Un altro dei lunghi iter burocratici italiani sta quindi per essere chiuso, ma che cosa significherà per il mondo delle assicurazioni auto avere una tabella unica nazionale di questa tipologia? Ce lo spiega Ania - Associazione Nazionale fra le Imprese Assicuratrici.

Secondo Ania avere a disposizione una tabella unica nazionale per le invalidità significa in primo luogo avere la certezza che tutti verranno trattati nello stesso identico modo, che tutti i cittadini italiani otterranno quindi lo stesso identico risarcimento. In secondo luogo Ania parla di una riduzione davvero intensa del prezzo del Rc Auto: "dando alle compagnie assicurative" ha affermato infatti il direttore di Ania Dario Focarelli "la certezza di quanto pagare, porterebbe ad una riduzione presumibile dei prezzi delle assicurazioni, secondo le nostre stime, del 3-5%, che potrebbe col tempo diventare di più''.

L'arrivo di questa tabella deve essere considerato quindi come un elemento positivo per il mondo delle assicurazioni.
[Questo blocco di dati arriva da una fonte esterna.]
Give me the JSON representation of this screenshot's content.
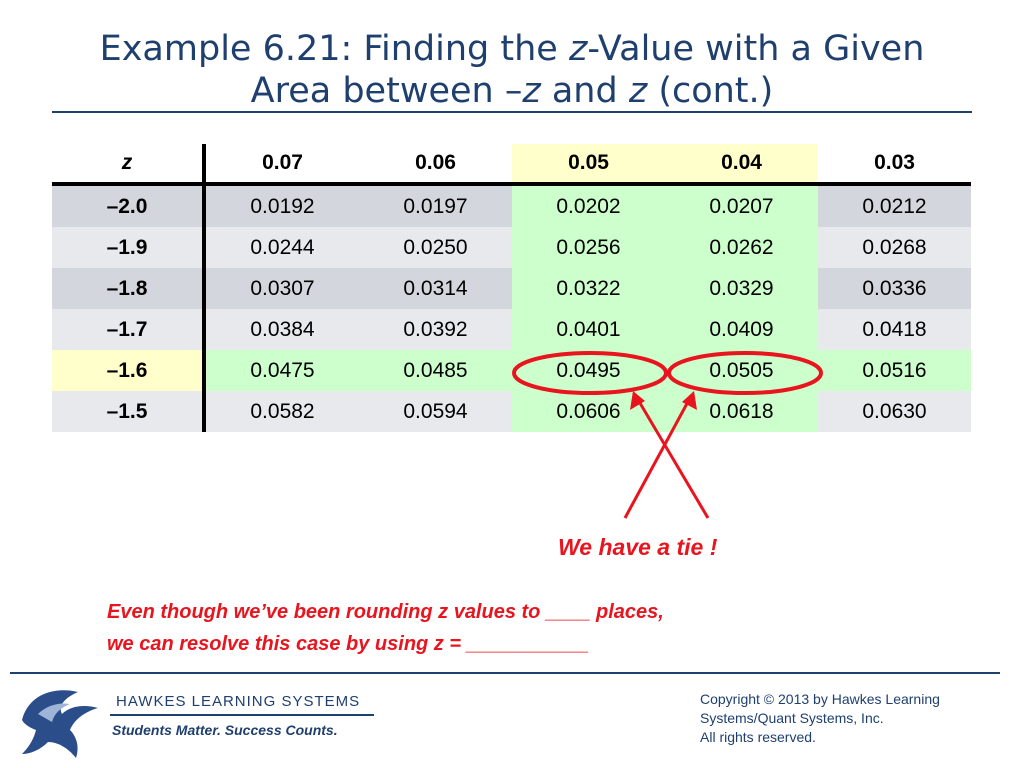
{
  "slide": {
    "title_prefix": "Example 6.21: Finding the ",
    "title_z1": "z",
    "title_mid": "-Value with a Given",
    "title_line2_prefix": "Area between –",
    "title_z2": "z",
    "title_and": " and ",
    "title_z3": "z",
    "title_suffix": " (cont.)"
  },
  "table": {
    "header": [
      "z",
      "0.07",
      "0.06",
      "0.05",
      "0.04",
      "0.03"
    ],
    "rows": [
      {
        "z": "–2.0",
        "values": [
          "0.0192",
          "0.0197",
          "0.0202",
          "0.0207",
          "0.0212"
        ]
      },
      {
        "z": "–1.9",
        "values": [
          "0.0244",
          "0.0250",
          "0.0256",
          "0.0262",
          "0.0268"
        ]
      },
      {
        "z": "–1.8",
        "values": [
          "0.0307",
          "0.0314",
          "0.0322",
          "0.0329",
          "0.0336"
        ]
      },
      {
        "z": "–1.7",
        "values": [
          "0.0384",
          "0.0392",
          "0.0401",
          "0.0409",
          "0.0418"
        ]
      },
      {
        "z": "–1.6",
        "values": [
          "0.0475",
          "0.0485",
          "0.0495",
          "0.0505",
          "0.0516"
        ]
      },
      {
        "z": "–1.5",
        "values": [
          "0.0582",
          "0.0594",
          "0.0606",
          "0.0618",
          "0.0630"
        ]
      }
    ]
  },
  "annotation": {
    "tie": "We have a tie !",
    "note_line1": "Even though we’ve been rounding z values to ____ places,",
    "note_line2": "we can resolve this case by using z = ___________"
  },
  "footer": {
    "brand": "HAWKES  LEARNING  SYSTEMS",
    "slogan": "Students Matter. Success Counts.",
    "copyright_line1": "Copyright © 2013 by Hawkes Learning",
    "copyright_line2": "Systems/Quant Systems, Inc.",
    "copyright_line3": "All rights reserved."
  },
  "colors": {
    "title": "#1f3f6e",
    "highlight_green": "#ccffcc",
    "highlight_yellow": "#ffffcc",
    "annotation_red": "#e8141e"
  }
}
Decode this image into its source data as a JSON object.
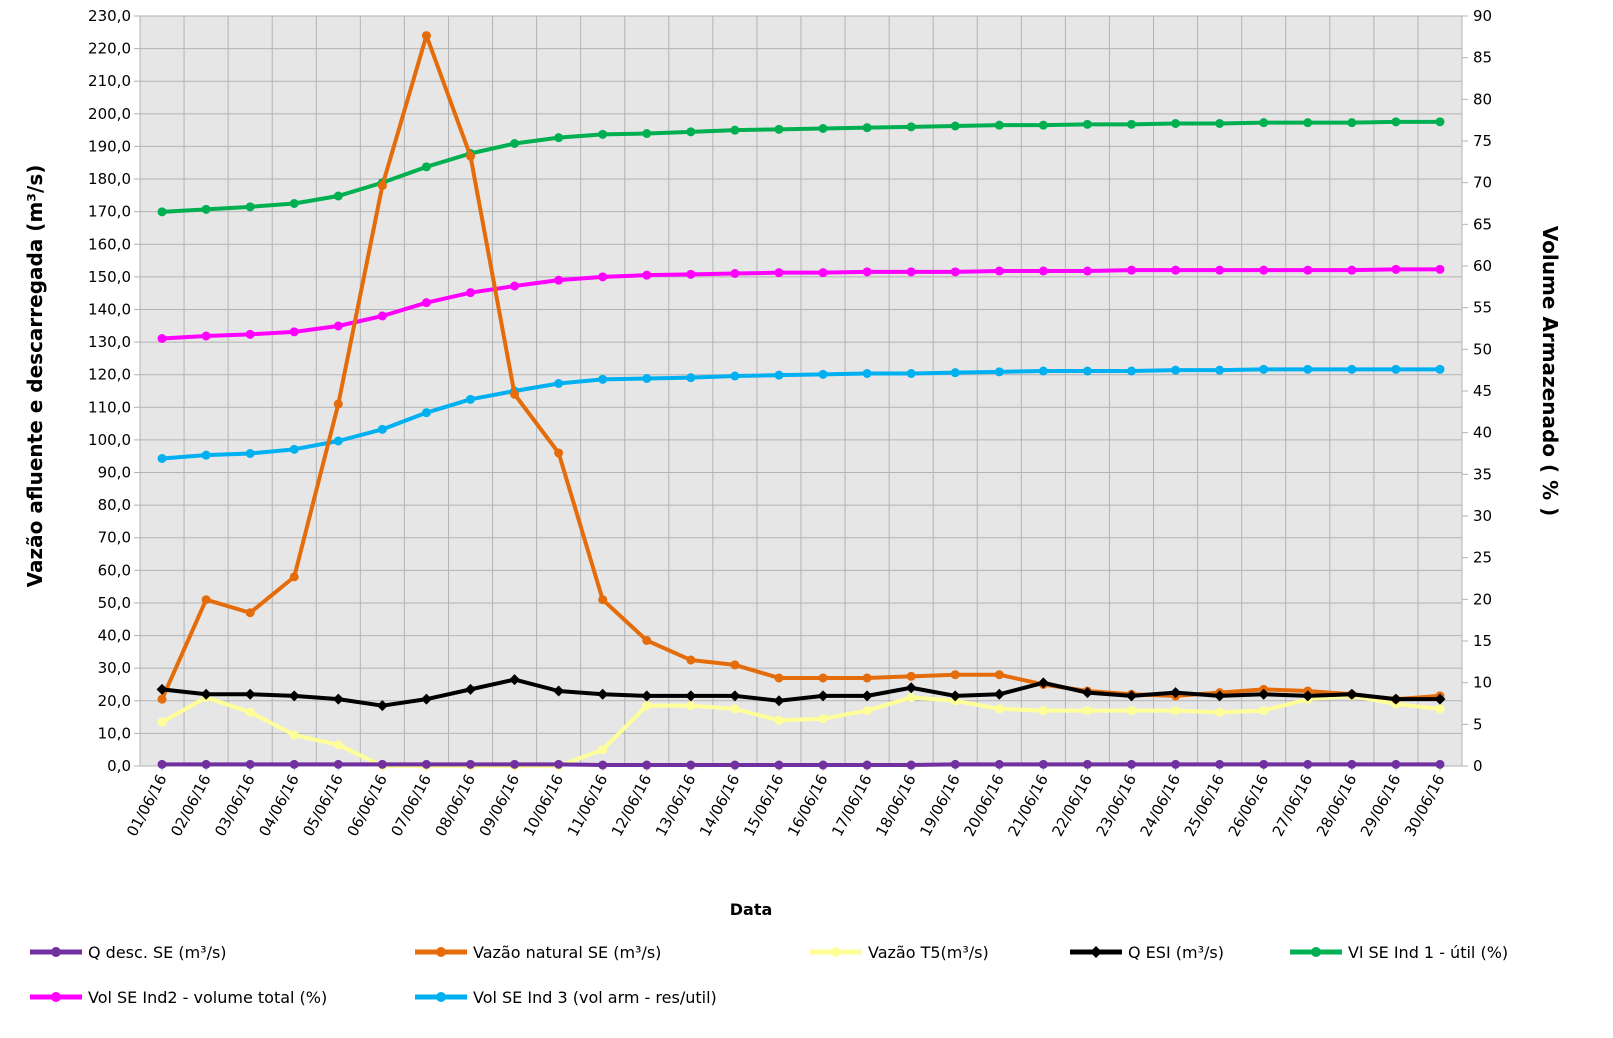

C'è già però aria di polemiche da vari fronti. Il valore sfruttato da questa tabella risulta infatti più basso rispetto alla tabella di Milano che in questi ultimi anni era stata presa come punto di riferimento. Il valore sarebbe più basso di circa il 10% e c'è chi vede in questa riduzione un passo indietro nella giustizia. Dario Focarelli ha però sottolineato che la tabella ha dei valori più alti rispetto a tutti gli altri paesi.